Even though in MiniJava some keywords are reserved, Jasmin has its own keywords. Some Jasmin implementations consider those as reserved, some do not. Typical examples are keywords such as field or class. In the Spoofax implementation, we do not reserve these, but other Jasmin implementations might do, particularly if they may not have the latest updates (Debian for example). See StackOverflow for more information about this.

Debugging stratego code

Stratego is hard to debug, so here are some tips. Using debug is not part of the assignment, but it will make your life easier.

The debug strategy

The debug strategy prints the current term. There is also an overloaded version debug(msg). This will print the term produced by applying msg followed by the current term.
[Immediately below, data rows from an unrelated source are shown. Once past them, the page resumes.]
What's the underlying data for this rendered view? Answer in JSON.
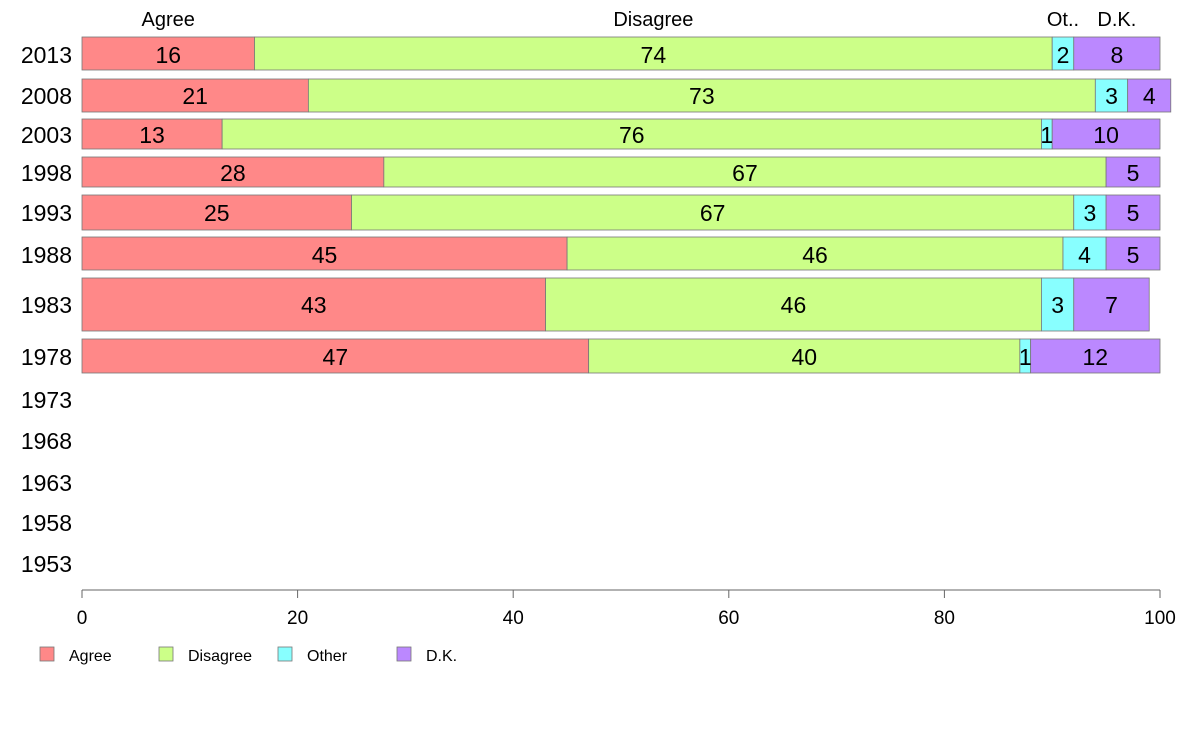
{
  "chart_data": {
    "type": "bar",
    "orientation": "horizontal",
    "stacked": true,
    "categories": [
      "2013",
      "2008",
      "2003",
      "1998",
      "1993",
      "1988",
      "1983",
      "1978",
      "1973",
      "1968",
      "1963",
      "1958",
      "1953"
    ],
    "series": [
      {
        "name": "Agree",
        "header": "Agree",
        "color": "#ff8888",
        "values": [
          16,
          21,
          13,
          28,
          25,
          45,
          43,
          47,
          null,
          null,
          null,
          null,
          null
        ]
      },
      {
        "name": "Disagree",
        "header": "Disagree",
        "color": "#ccff88",
        "values": [
          74,
          73,
          76,
          67,
          67,
          46,
          46,
          40,
          null,
          null,
          null,
          null,
          null
        ]
      },
      {
        "name": "Other",
        "header": "Ot..",
        "color": "#88ffff",
        "values": [
          2,
          3,
          1,
          0,
          3,
          4,
          3,
          1,
          null,
          null,
          null,
          null,
          null
        ]
      },
      {
        "name": "D.K.",
        "header": "D.K.",
        "color": "#bb88ff",
        "values": [
          8,
          4,
          10,
          5,
          5,
          5,
          7,
          12,
          null,
          null,
          null,
          null,
          null
        ]
      }
    ],
    "data_labels": [
      [
        "16",
        "74",
        "2",
        "8"
      ],
      [
        "21",
        "73",
        "3",
        "4"
      ],
      [
        "13",
        "76",
        "1",
        "10"
      ],
      [
        "28",
        "67",
        "",
        "5"
      ],
      [
        "25",
        "67",
        "3",
        "5"
      ],
      [
        "45",
        "46",
        "4",
        "5"
      ],
      [
        "43",
        "46",
        "3",
        "7"
      ],
      [
        "47",
        "40",
        "1",
        "12"
      ]
    ],
    "xlim": [
      0,
      100
    ],
    "xticks": [
      "0",
      "20",
      "40",
      "60",
      "80",
      "100"
    ],
    "grid": false,
    "legend_position": "bottom-left"
  }
}
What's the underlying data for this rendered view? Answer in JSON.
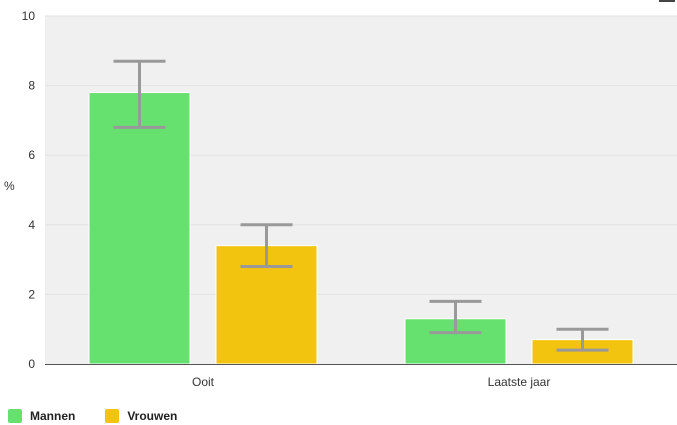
{
  "chart_data": {
    "type": "bar",
    "categories": [
      "Ooit",
      "Laatste jaar"
    ],
    "ylabel": "%",
    "ylim": [
      0,
      10
    ],
    "yticks": [
      0,
      2,
      4,
      6,
      8,
      10
    ],
    "grid": true,
    "legend_position": "bottom-left",
    "series": [
      {
        "name": "Mannen",
        "color": "#66e06f",
        "values": [
          7.8,
          1.3
        ],
        "error_low": [
          6.8,
          0.9
        ],
        "error_high": [
          8.7,
          1.8
        ]
      },
      {
        "name": "Vrouwen",
        "color": "#f2c40f",
        "values": [
          3.4,
          0.7
        ],
        "error_low": [
          2.8,
          0.4
        ],
        "error_high": [
          4.0,
          1.0
        ]
      }
    ]
  }
}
Note that this allows you to add some text while leaving the current term intact. For example, compare the following version of generate-jbc to the one provided in the initial project:

generate-jbc:
    (selected, position, ast, path, project-path) -> None()
    with
      <debug(!"Path: ")> path
    ; dir := <remove-extension> path
    ; <debug(!"Dir: ")> dir
    ; <try(mkdir)> dir
    ; index-setup(|<language>, project-path)
    ; task-setup(|project-path)
    ; <program-to-jbc(|path); debug(!"program-to-jbc: "); map(write-jbc(|dir))> ast

The runtime library lib/runtime/nabl/utils.str contains several shorthand functions. The strategy ppdebug0 produces more readable output by prettyprinting the current term before calling debug(!"0"). Moreover, the strategy ppdebugna0 calls ppdebug0 but strips the annotations first.

Challenge

Challenges are meant to distinguish excellent solutions from good solutions. Typically, they are less guided and require more investigation or higher programming skills.

The JVM provides different Java bytecode instructions to load integer constants, which differ in memory consumption both in the constant pool and in the actual bytecode. As explained in the lecture, generated code can be optimised after code generation. This keeps code generation and optimisation separated, and allows reuse of optimisations in different compiler backends.

Implement an optimisation strategy optimize-jbc, which optimises a sequence of Java bytecode instructions by replacing instructions to load integer constants with more efficient variants. Integrate this strategy into your code generation by applying it in class-to-jbc to the sequence of generated Java bytecode instructions.